Mental health issues can manifest at any time with varying degrees of significance on the emotional stability of a person. Symptoms of mental disorders usually start in early childhood, but some of the disorders may develop throughout the teenage years. The diagnosis is often made in the school years and sometimes earlier. Although some children with a mental disorder may not be recognized or diagnosed as having one. A variety of circumstances can evoke these mental health issues. Now imagine coping with these mental health issues and being expected to still be a normal student and conform to your peers around you.
Various mental disorders affect many children and families. Boys and girls of all ages, and ethnic or racial backgrounds, and any demographic, mental disorders do not discriminate. Many of the mental disorders are deeply rooted in our genetics and they also factor in our unbalanced modern day lifestyles. Children are also under copious amount of pressure to always succeed and be successful. Then that makes them too afraid to fail. We learn from our failings and we grow from them.
Teens especially, are at a position in their lives when they must face significant and sometimes difficult life transitions and peer pressures. They are simply just trying to identify with themselves and trying to figure out where there puzzle piece fits in society, all of which can show the way to behavioral and emotional changes. This is also a stage when families suffer from poor communication: teenagers often tend to keep their feelings and concerns to themselves away from their parents and other authority figures. Without communication, children typically get lost in their emotions and struggle with how to deal with them. Since children may not be able to describe what they are feeling, so they might show their feelings through behavior.
If the proper diagnosis is not formed during childhood, then the likelihood of the child carrying this well into adulthood is very high. In a recent article by parenting magazine states: “Nearly a third of all children diagnosed with attention-deficit/hyperactivity disorder (ADHD) continue to have ADHD into adulthood, according to an alarming new 20-year study that followed children with the disorder. The majority of those adults who still live with their childhood ADHD are subject to heightened risks of additional mental health issues and nearly five times the risk of suicide, according to the study.” (Bariker, n.d., para. 1)
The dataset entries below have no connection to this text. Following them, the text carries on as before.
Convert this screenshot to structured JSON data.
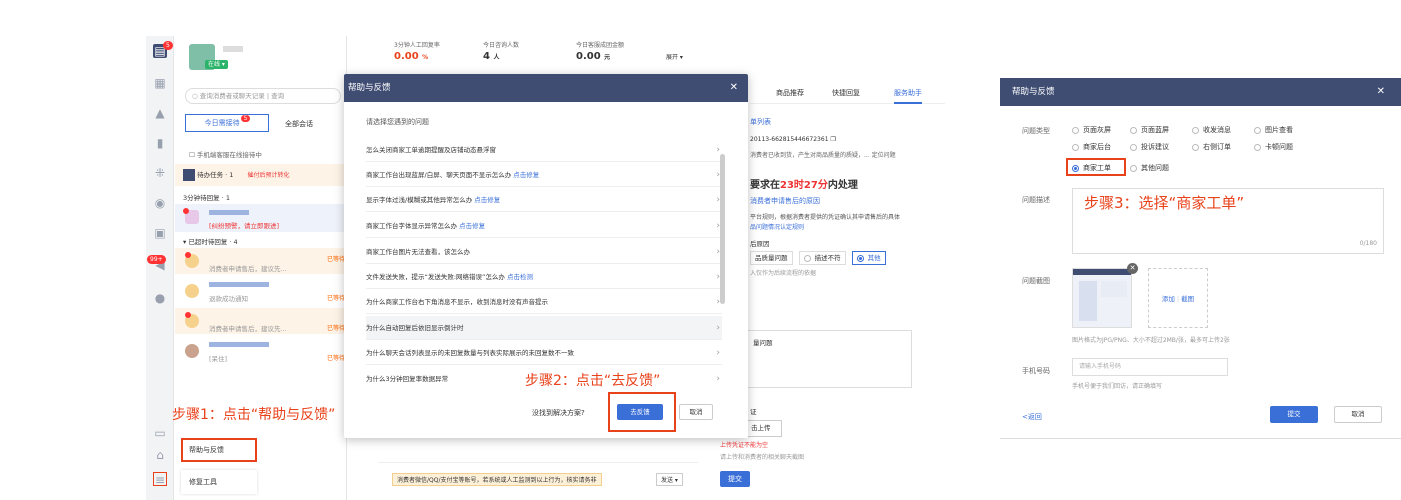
{
  "left_app": {
    "status": "在线",
    "search_placeholder": "查询消费者或聊天记录",
    "search_btn": "查询",
    "tab_today": "今日需接待",
    "tab_today_badge": "5",
    "tab_all": "全部会话",
    "phone_notice": "手机端客服在线接待中",
    "todo": "待办任务 · 1",
    "todo_hint": "催付后预计转化",
    "wait3": "3分钟待回复 · 1",
    "dispute": "[纠纷预警，请立即跟进]",
    "overtime": "已超时待回复 · 4",
    "msg1": "消费者申请售后，建议先...",
    "msg1_tag": "已等待",
    "msg2": "退款成功通知",
    "msg2_tag": "已等待",
    "msg3": "消费者申请售后，建议先...",
    "msg3_tag": "已等待",
    "msg4": "[呆住]",
    "msg4_tag": "已等待",
    "help_feedback": "帮助与反馈",
    "repair": "修复工具",
    "nav_badges": [
      "5",
      "99+"
    ]
  },
  "stats": {
    "s1_label": "3分钟人工回复率",
    "s1_value": "0.00",
    "s1_unit": "%",
    "s2_label": "今日咨询人数",
    "s2_value": "4",
    "s2_unit": "人",
    "s3_label": "今日客服成团金额",
    "s3_value": "0.00",
    "s3_unit": "元",
    "expand": "展开"
  },
  "modal": {
    "title": "帮助与反馈",
    "subtitle": "请选择您遇到的问题",
    "questions": [
      {
        "text": "怎么关闭商家工单逾期提醒及店铺动态悬浮窗",
        "link": ""
      },
      {
        "text": "商家工作台出现蓝屏/白屏、聊天页面不显示怎么办",
        "link": "点击修复"
      },
      {
        "text": "显示字体过浅/模糊或其他异常怎么办",
        "link": "点击修复"
      },
      {
        "text": "商家工作台字体显示异常怎么办",
        "link": "点击修复"
      },
      {
        "text": "商家工作台图片无法查看，该怎么办",
        "link": ""
      },
      {
        "text": "文件发送失败，提示“发送失败:网络错误”怎么办",
        "link": "点击检测"
      },
      {
        "text": "为什么商家工作台右下角消息不显示，收到消息时没有声音提示",
        "link": ""
      },
      {
        "text": "为什么自动回复后依旧显示倒计时",
        "link": ""
      },
      {
        "text": "为什么聊天会话列表显示的未回复数量与列表实际展示的未回复数不一致",
        "link": ""
      },
      {
        "text": "为什么3分钟回复率数据异常",
        "link": ""
      }
    ],
    "footer_q": "没找到解决方案?",
    "feedback_btn": "去反馈",
    "cancel_btn": "取消"
  },
  "steps": {
    "s1": "步骤1：点击“帮助与反馈”",
    "s2": "步骤2：点击“去反馈”",
    "s3": "步骤3：选择“商家工单”"
  },
  "right_panel": {
    "tab1": "商品推荐",
    "tab2": "快捷回复",
    "tab3": "服务助手",
    "list": "单列表",
    "order": "20113-662815446672361",
    "order_desc": "消费者已收到货，产生对商品质量的质疑，...",
    "order_link": "定位问题",
    "deadline_pre": "要求在",
    "deadline_time": "23时27分",
    "deadline_post": "内处理",
    "reason_link": "消费者申请售后的原因",
    "rule_text": "平台规则，根据消费者提供的凭证确认其申请售后的具体",
    "rule_link": "品问题情况认定规则",
    "cause": "后原因",
    "c1": "品质量问题",
    "c2": "描述不符",
    "c3": "其他",
    "note": "入仅作为后续流程的依据",
    "issue": "量问题",
    "cert": "证",
    "upload": "击上传",
    "upload_err": "上传凭证不能为空",
    "upload_hint": "请上传和消费者的相关聊天截图",
    "submit": "提交"
  },
  "bottom_bar": {
    "warn": "消费者微信/QQ/支付宝等账号，若系统或人工监测到以上行为，核实请务非",
    "send": "发送"
  },
  "right_help": {
    "title": "帮助与反馈",
    "type_label": "问题类型",
    "options": [
      "页面灰屏",
      "页面蓝屏",
      "收发消息",
      "图片查看",
      "商家后台",
      "投诉建议",
      "右侧订单",
      "卡顿问题",
      "商家工单",
      "其他问题"
    ],
    "desc_label": "问题描述",
    "counter": "0/180",
    "shot_label": "问题截图",
    "add": "添加",
    "shot": "截图",
    "shot_hint": "图片格式为JPG/PNG、大小不超过2MB/张，最多可上传2张",
    "phone_label": "手机号码",
    "phone_placeholder": "请输入手机号码",
    "phone_hint": "手机号便于我们回访，请正确填写",
    "back": "<返回",
    "submit": "提交",
    "cancel": "取消"
  }
}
Early diagnosis and appropriate services for children and their families can make a difference in the lives of children with mental disorders. Childhood mental disorders can be treated and managed throughout the child’s life. There are many treatment options, so parents and doctors should work closely with everyone involved in the child's treatment like teachers, coaches, therapists, or other family members. However, it is very essential that adolescents with mental illness like depression should get assistance on handling their problems. Taking advantage of all the resources available will help parents, health professionals and educators guide the child towards success.